Chronic inflammation plays a critical role in the development of obesity due to its association with diseases such as type 2 diabetes, cardiovascular diseases, pulmonary diseases and cancer. With that being said, targeting inflammation can be a potential strategy in helping to resolve health problems related to obesity (4).
Supplementation of anthocyanin mixtures have been found to be more influential than anthocyanins alone. For example, combinations of blackberries and raspberries have a synergistic antioxidant capacity which can reduce inflammatory markers in hypercholesterolemic patients (4).
Aside from inflammation, oxidative stress has also been a recurring theme in both obesity and insulin resistance. The role of oxidative stress “under the state of obesity is upregulated while antioxidant defenses diminish over time and this trend is even greater after the onset of diabetes,” (5).

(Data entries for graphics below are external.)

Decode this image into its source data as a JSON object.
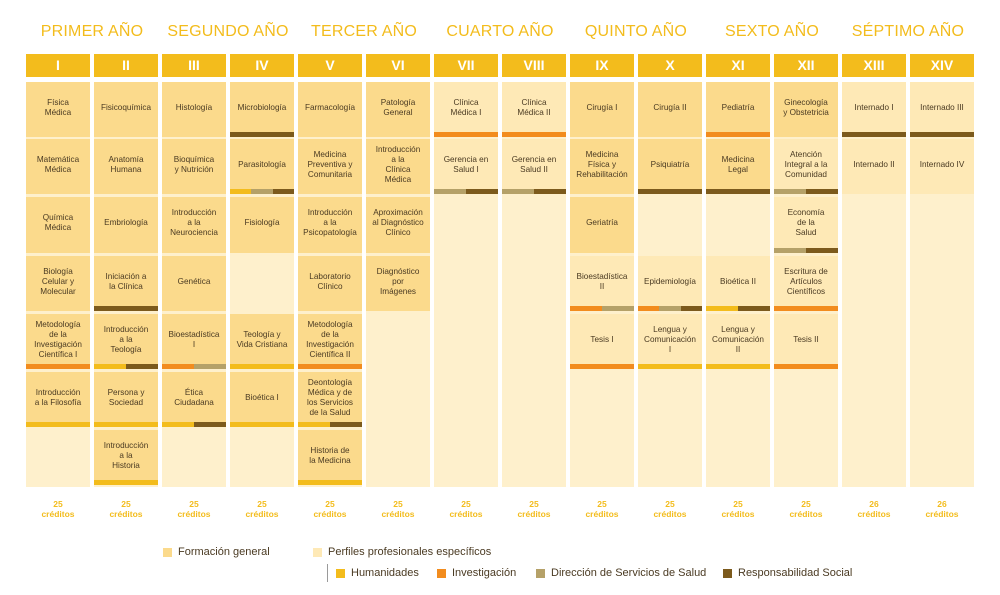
{
  "colors": {
    "header": "#F3BC1C",
    "general": "#FBDA8C",
    "profile": "#FEE9B6",
    "empty": "#FEF0CC",
    "H": "#F3BC1C",
    "I": "#F28C1E",
    "D": "#B5A168",
    "R": "#7C5A1C"
  },
  "years": [
    "PRIMER AÑO",
    "SEGUNDO AÑO",
    "TERCER AÑO",
    "CUARTO AÑO",
    "QUINTO AÑO",
    "SEXTO AÑO",
    "SÉPTIMO AÑO"
  ],
  "semesters": [
    {
      "numeral": "I",
      "credits": [
        "25",
        "créditos"
      ],
      "courses": [
        {
          "slot": 0,
          "type": "gen",
          "lines": [
            "Física",
            "Médica"
          ],
          "stripe": []
        },
        {
          "slot": 1,
          "type": "gen",
          "lines": [
            "Matemática",
            "Médica"
          ],
          "stripe": []
        },
        {
          "slot": 2,
          "type": "gen",
          "lines": [
            "Química",
            "Médica"
          ],
          "stripe": []
        },
        {
          "slot": 3,
          "type": "gen",
          "lines": [
            "Biología",
            "Celular y",
            "Molecular"
          ],
          "stripe": []
        },
        {
          "slot": 4,
          "type": "gen",
          "lines": [
            "Metodología",
            "de la",
            "Investigación",
            "Científica I"
          ],
          "stripe": [
            "I"
          ]
        },
        {
          "slot": 5,
          "type": "gen",
          "lines": [
            "Introducción",
            "a la Filosofía"
          ],
          "stripe": [
            "H"
          ]
        }
      ]
    },
    {
      "numeral": "II",
      "credits": [
        "25",
        "créditos"
      ],
      "courses": [
        {
          "slot": 0,
          "type": "gen",
          "lines": [
            "Fisicoquímica"
          ],
          "stripe": []
        },
        {
          "slot": 1,
          "type": "gen",
          "lines": [
            "Anatomía",
            "Humana"
          ],
          "stripe": []
        },
        {
          "slot": 2,
          "type": "gen",
          "lines": [
            "Embriología"
          ],
          "stripe": []
        },
        {
          "slot": 3,
          "type": "gen",
          "lines": [
            "Iniciación a",
            "la Clínica"
          ],
          "stripe": [
            "R"
          ]
        },
        {
          "slot": 4,
          "type": "gen",
          "lines": [
            "Introducción",
            "a la",
            "Teología"
          ],
          "stripe": [
            "H",
            "R"
          ]
        },
        {
          "slot": 5,
          "type": "gen",
          "lines": [
            "Persona y",
            "Sociedad"
          ],
          "stripe": [
            "H"
          ]
        },
        {
          "slot": 6,
          "type": "gen",
          "lines": [
            "Introducción",
            "a la",
            "Historia"
          ],
          "stripe": [
            "H"
          ]
        }
      ]
    },
    {
      "numeral": "III",
      "credits": [
        "25",
        "créditos"
      ],
      "courses": [
        {
          "slot": 0,
          "type": "gen",
          "lines": [
            "Histología"
          ],
          "stripe": []
        },
        {
          "slot": 1,
          "type": "gen",
          "lines": [
            "Bioquímica",
            "y Nutrición"
          ],
          "stripe": []
        },
        {
          "slot": 2,
          "type": "gen",
          "lines": [
            "Introducción",
            "a la",
            "Neurociencia"
          ],
          "stripe": []
        },
        {
          "slot": 3,
          "type": "gen",
          "lines": [
            "Genética"
          ],
          "stripe": []
        },
        {
          "slot": 4,
          "type": "gen",
          "lines": [
            "Bioestadística",
            "I"
          ],
          "stripe": [
            "I",
            "D"
          ]
        },
        {
          "slot": 5,
          "type": "gen",
          "lines": [
            "Ética",
            "Ciudadana"
          ],
          "stripe": [
            "H",
            "R"
          ]
        }
      ]
    },
    {
      "numeral": "IV",
      "credits": [
        "25",
        "créditos"
      ],
      "courses": [
        {
          "slot": 0,
          "type": "gen",
          "lines": [
            "Microbiología"
          ],
          "stripe": [
            "R"
          ]
        },
        {
          "slot": 1,
          "type": "gen",
          "lines": [
            "Parasitología"
          ],
          "stripe": [
            "H",
            "D",
            "R"
          ]
        },
        {
          "slot": 2,
          "type": "gen",
          "lines": [
            "Fisiología"
          ],
          "stripe": []
        },
        {
          "slot": 4,
          "type": "gen",
          "lines": [
            "Teología y",
            "Vida Cristiana"
          ],
          "stripe": [
            "H"
          ]
        },
        {
          "slot": 5,
          "type": "gen",
          "lines": [
            "Bioética I"
          ],
          "stripe": [
            "H"
          ]
        }
      ]
    },
    {
      "numeral": "V",
      "credits": [
        "25",
        "créditos"
      ],
      "courses": [
        {
          "slot": 0,
          "type": "gen",
          "lines": [
            "Farmacología"
          ],
          "stripe": []
        },
        {
          "slot": 1,
          "type": "gen",
          "lines": [
            "Medicina",
            "Preventiva y",
            "Comunitaria"
          ],
          "stripe": []
        },
        {
          "slot": 2,
          "type": "gen",
          "lines": [
            "Introducción",
            "a la",
            "Psicopatología"
          ],
          "stripe": []
        },
        {
          "slot": 3,
          "type": "gen",
          "lines": [
            "Laboratorio",
            "Clínico"
          ],
          "stripe": []
        },
        {
          "slot": 4,
          "type": "gen",
          "lines": [
            "Metodología",
            "de la",
            "Investigación",
            "Científica II"
          ],
          "stripe": [
            "I"
          ]
        },
        {
          "slot": 5,
          "type": "gen",
          "lines": [
            "Deontología",
            "Médica y de",
            "los Servicios",
            "de la Salud"
          ],
          "stripe": [
            "H",
            "R"
          ]
        },
        {
          "slot": 6,
          "type": "gen",
          "lines": [
            "Historia de",
            "la Medicina"
          ],
          "stripe": [
            "H"
          ]
        }
      ]
    },
    {
      "numeral": "VI",
      "credits": [
        "25",
        "créditos"
      ],
      "courses": [
        {
          "slot": 0,
          "type": "gen",
          "lines": [
            "Patología",
            "General"
          ],
          "stripe": []
        },
        {
          "slot": 1,
          "type": "gen",
          "lines": [
            "Introducción",
            "a la",
            "Clínica",
            "Médica"
          ],
          "stripe": []
        },
        {
          "slot": 2,
          "type": "gen",
          "lines": [
            "Aproximación",
            "al Diagnóstico",
            "Clínico"
          ],
          "stripe": []
        },
        {
          "slot": 3,
          "type": "gen",
          "lines": [
            "Diagnóstico",
            "por",
            "Imágenes"
          ],
          "stripe": []
        }
      ]
    },
    {
      "numeral": "VII",
      "credits": [
        "25",
        "créditos"
      ],
      "courses": [
        {
          "slot": 0,
          "type": "pro",
          "lines": [
            "Clínica",
            "Médica I"
          ],
          "stripe": [
            "I"
          ]
        },
        {
          "slot": 1,
          "type": "pro",
          "lines": [
            "Gerencia en",
            "Salud I"
          ],
          "stripe": [
            "D",
            "R"
          ]
        }
      ]
    },
    {
      "numeral": "VIII",
      "credits": [
        "25",
        "créditos"
      ],
      "courses": [
        {
          "slot": 0,
          "type": "pro",
          "lines": [
            "Clínica",
            "Médica II"
          ],
          "stripe": [
            "I"
          ]
        },
        {
          "slot": 1,
          "type": "pro",
          "lines": [
            "Gerencia en",
            "Salud II"
          ],
          "stripe": [
            "D",
            "R"
          ]
        }
      ]
    },
    {
      "numeral": "IX",
      "credits": [
        "25",
        "créditos"
      ],
      "courses": [
        {
          "slot": 0,
          "type": "gen",
          "lines": [
            "Cirugía I"
          ],
          "stripe": []
        },
        {
          "slot": 1,
          "type": "gen",
          "lines": [
            "Medicina",
            "Física y",
            "Rehabilitación"
          ],
          "stripe": []
        },
        {
          "slot": 2,
          "type": "gen",
          "lines": [
            "Geriatría"
          ],
          "stripe": []
        },
        {
          "slot": 3,
          "type": "pro",
          "lines": [
            "Bioestadística",
            "II"
          ],
          "stripe": [
            "I",
            "D"
          ]
        },
        {
          "slot": 4,
          "type": "pro",
          "lines": [
            "Tesis I"
          ],
          "stripe": [
            "I"
          ]
        }
      ]
    },
    {
      "numeral": "X",
      "credits": [
        "25",
        "créditos"
      ],
      "courses": [
        {
          "slot": 0,
          "type": "gen",
          "lines": [
            "Cirugía II"
          ],
          "stripe": []
        },
        {
          "slot": 1,
          "type": "gen",
          "lines": [
            "Psiquiatría"
          ],
          "stripe": [
            "R"
          ]
        },
        {
          "slot": 3,
          "type": "pro",
          "lines": [
            "Epidemiología"
          ],
          "stripe": [
            "I",
            "D",
            "R"
          ]
        },
        {
          "slot": 4,
          "type": "pro",
          "lines": [
            "Lengua y",
            "Comunicación",
            "I"
          ],
          "stripe": [
            "H"
          ]
        }
      ]
    },
    {
      "numeral": "XI",
      "credits": [
        "25",
        "créditos"
      ],
      "courses": [
        {
          "slot": 0,
          "type": "gen",
          "lines": [
            "Pediatría"
          ],
          "stripe": [
            "I"
          ]
        },
        {
          "slot": 1,
          "type": "gen",
          "lines": [
            "Medicina",
            "Legal"
          ],
          "stripe": [
            "R"
          ]
        },
        {
          "slot": 3,
          "type": "pro",
          "lines": [
            "Bioética II"
          ],
          "stripe": [
            "H",
            "R"
          ]
        },
        {
          "slot": 4,
          "type": "pro",
          "lines": [
            "Lengua y",
            "Comunicación",
            "II"
          ],
          "stripe": [
            "H"
          ]
        }
      ]
    },
    {
      "numeral": "XII",
      "credits": [
        "25",
        "créditos"
      ],
      "courses": [
        {
          "slot": 0,
          "type": "gen",
          "lines": [
            "Ginecología",
            "y Obstetricia"
          ],
          "stripe": []
        },
        {
          "slot": 1,
          "type": "pro",
          "lines": [
            "Atención",
            "Integral a la",
            "Comunidad"
          ],
          "stripe": [
            "D",
            "R"
          ]
        },
        {
          "slot": 2,
          "type": "pro",
          "lines": [
            "Economía",
            "de la",
            "Salud"
          ],
          "stripe": [
            "D",
            "R"
          ]
        },
        {
          "slot": 3,
          "type": "pro",
          "lines": [
            "Escritura de",
            "Artículos",
            "Científicos"
          ],
          "stripe": [
            "I"
          ]
        },
        {
          "slot": 4,
          "type": "pro",
          "lines": [
            "Tesis II"
          ],
          "stripe": [
            "I"
          ]
        }
      ]
    },
    {
      "numeral": "XIII",
      "credits": [
        "26",
        "créditos"
      ],
      "courses": [
        {
          "slot": 0,
          "type": "pro",
          "lines": [
            "Internado I"
          ],
          "stripe": [
            "R"
          ]
        },
        {
          "slot": 1,
          "type": "pro",
          "lines": [
            "Internado II"
          ],
          "stripe": []
        }
      ]
    },
    {
      "numeral": "XIV",
      "credits": [
        "26",
        "créditos"
      ],
      "courses": [
        {
          "slot": 0,
          "type": "pro",
          "lines": [
            "Internado III"
          ],
          "stripe": [
            "R"
          ]
        },
        {
          "slot": 1,
          "type": "pro",
          "lines": [
            "Internado IV"
          ],
          "stripe": []
        }
      ]
    }
  ],
  "legend": {
    "general": "Formación general",
    "profile": "Perfiles profesionales específicos",
    "humanidades": "Humanidades",
    "investigacion": "Investigación",
    "direccion": "Dirección de Servicios de Salud",
    "responsabilidad": "Responsabilidad Social"
  }
}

Metabolism & Oxidative Stress
Reactive oxygen species are involved in many physiological processes but too much, or too little, can be harmful to your body (6). An abnormal concentration of reactive oxygen species is referred to as oxidative stress.
A 2016 publication in Food Chemistry found that elderberry extract has the ability to “protect the human colon against the effects of oxidative stress, such as enhanced intracellular reactive oxygen species production, oxidative DNA damage, and mutagenicity,” (6).
Why does elderberry extract have the ability to protect the human colon? It has the ability to prevent overproduction of reactive oxygen species in the intestines, which can cause oxidative stress and act as a trigger for carcinogenesis (6).
(1) Senica M, Stampar F, Veberic R, Mikulic-Petkovsek M. Processed elderberry (Sambucus nigra L.) products: A beneficial or harmful food alternative? LWT – Food Science and Technology. 2016; 72: 182-188.
(2) Młynarczyk K, Walkowiak-Tomczaka D, Łysiakb, GP. Bioactive properties of Sambucus nigra L. as a functional ingredient for food and pharmaceutical industry. Journal of Functional Foods. 2018; 40: 377-390.
(3) Daneshzad E, Shab-Bidar S, Mohammadpour Z, Djafarian K. Effect of anthocyanin supplementation on cardio-metabolic biomarkers: A systematic review and meta-analysis of randomized controlled trials. Clinical Nutrition. 2018; xxx: 1-13.
(4) Yoon-Mi L, Young Y, Yoon H, Hyun-Min P, Song S, Kyung-Jin Yeum. Dietary anthocyanins against obesity and inflammation. Nutrients. 2017; 9(10):1089.
(5) Belwal T, Nabavi SF, Nabavi SM, Habtemariam S. Dietary Anthocyanins and Insulin Resistance: When Food Becomes a Medicine. Nutrients. 2017; 9(10): 1111.
(6) Olejnik A, Olkowicz M, Kowalska K, Rychlik J, Dembczyński R, Myszka K, Juzwa W, Białas W, Moyer, MP. Gastrointestinal digested Sambucus nigra L. fruit extract protects in vitro cultured human colon cells against oxidative stress. Food Chemistry. 2016; 197(A): 648-657.